Someone who wanted what Jade had.
"She's annoying," Jade finally said.
Sarnav stood, moving around the desk until he was standing in front of her. Close. Too close. Her heart was racing, which was stupid. They'd been married for weeks. She shouldn't still react this way.
"Jade."
"What?"
"Look at me."
She did, reluctantly. His eyes were warm. Understanding. Seeing right through her walls like they weren't even there.
"You don't have to be jealous."
"I'm not—"
"You monitor everything. You know everything that happens in Harmony. You know I haven't touched anyone except my wives." He reached out, tucking a strand of dark hair behind her ear. "You know you don't have anything to worry about."
Her breath caught. "Then why does she look at you like that?"
"Because I'm worth looking at." The arrogance should have been annoying. It wasn't. "But looking isn't having. And the only women who have me are the ones I've chosen." His hand moved from her hair to her chin, tilting her face up. "Women like you."
The tsundere armor cracked. It always did, eventually. She hated how easily he could do that.
"Idiot," she whispered.
"Genius, actually.
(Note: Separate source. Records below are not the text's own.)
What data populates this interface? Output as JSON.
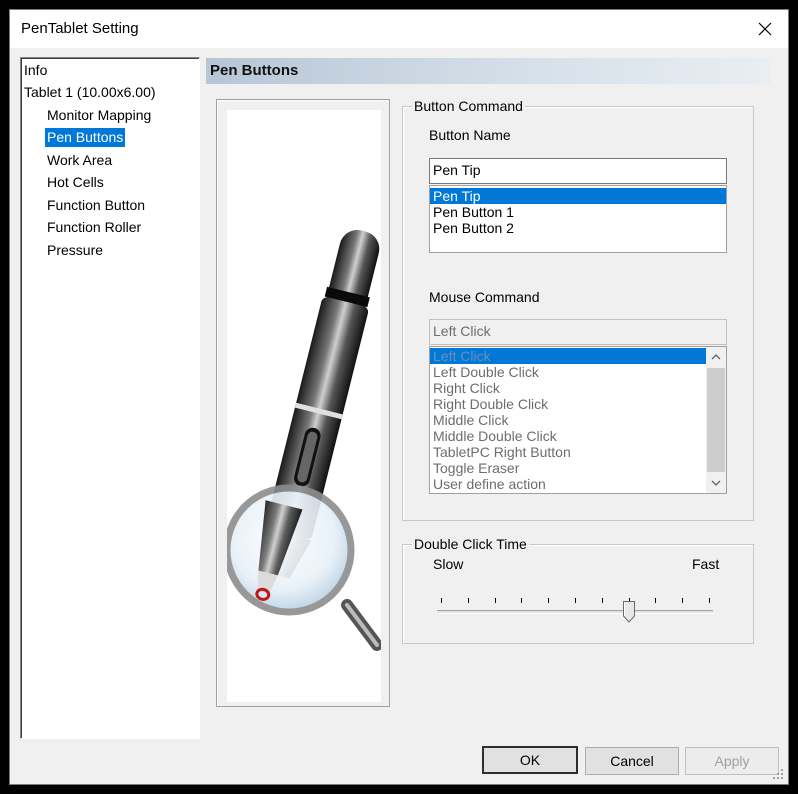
{
  "window": {
    "title": "PenTablet Setting"
  },
  "tree": {
    "items": [
      {
        "label": "Info"
      },
      {
        "label": "Tablet  1 (10.00x6.00)"
      },
      {
        "label": "Monitor Mapping"
      },
      {
        "label": "Pen Buttons"
      },
      {
        "label": "Work Area"
      },
      {
        "label": "Hot Cells"
      },
      {
        "label": "Function Button"
      },
      {
        "label": "Function Roller"
      },
      {
        "label": "Pressure"
      }
    ],
    "selected": "Pen Buttons"
  },
  "page": {
    "header": "Pen Buttons"
  },
  "button_command": {
    "legend": "Button Command",
    "button_name_label": "Button Name",
    "button_name_value": "Pen Tip",
    "button_list": [
      "Pen Tip",
      "Pen Button 1",
      "Pen Button 2"
    ],
    "selected_button": "Pen Tip",
    "mouse_command_label": "Mouse Command",
    "mouse_command_value": "Left Click",
    "mouse_list": [
      "Left Click",
      "Left Double Click",
      "Right Click",
      "Right Double Click",
      "Middle Click",
      "Middle Double Click",
      "TabletPC Right Button",
      "Toggle Eraser",
      "User define action"
    ],
    "selected_mouse": "Left Click"
  },
  "double_click": {
    "legend": "Double Click Time",
    "slow_label": "Slow",
    "fast_label": "Fast",
    "tick_count": 11,
    "value_fraction": 0.7
  },
  "buttons": {
    "ok": "OK",
    "cancel": "Cancel",
    "apply": "Apply"
  },
  "colors": {
    "selection": "#0078d7",
    "header_gradient_start": "#b7c6d6"
  }
}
The system confirmed it."
"Shut up and kiss me."
He did.
The kiss started fierce, all the jealousy and frustration pouring out. She grabbed his shirt, pulling him closer, biting his lip hard enough to taste blood. He responded in kind, hands fisting in her hair, kissing her with a hunger that made her knees weak.
"I hate you," she gasped between kisses.
"No you don't."
"I hate that you're right."
He lifted her onto the desk, scattering reports and tablets across the floor. She wrapped her legs around him, pulling him between her thighs, feeling his hardness pressing against her through their clothes.
"Someone might hear," she protested weakly.
"You're the one who closed the door."
"I—that wasn't—" She gave up on explanations when his mouth found her neck, teeth grazing skin. Her hips ground against him involuntarily. "Diu..."
He pulled back, smirking. "What was that?"
"Nothing. Cantonese nothing."
"Say it again."
"Make me."
His hands found the hem of her shirt, pulling it over her head. Her bra followed, revealing pale breasts with nipples already peaked from arousal. He cupped them, thumbs brushing across sensitive tips.
"Say it."
"Sei yan..." The curse slipped out as pleasure sparked through her. "You're a bastard."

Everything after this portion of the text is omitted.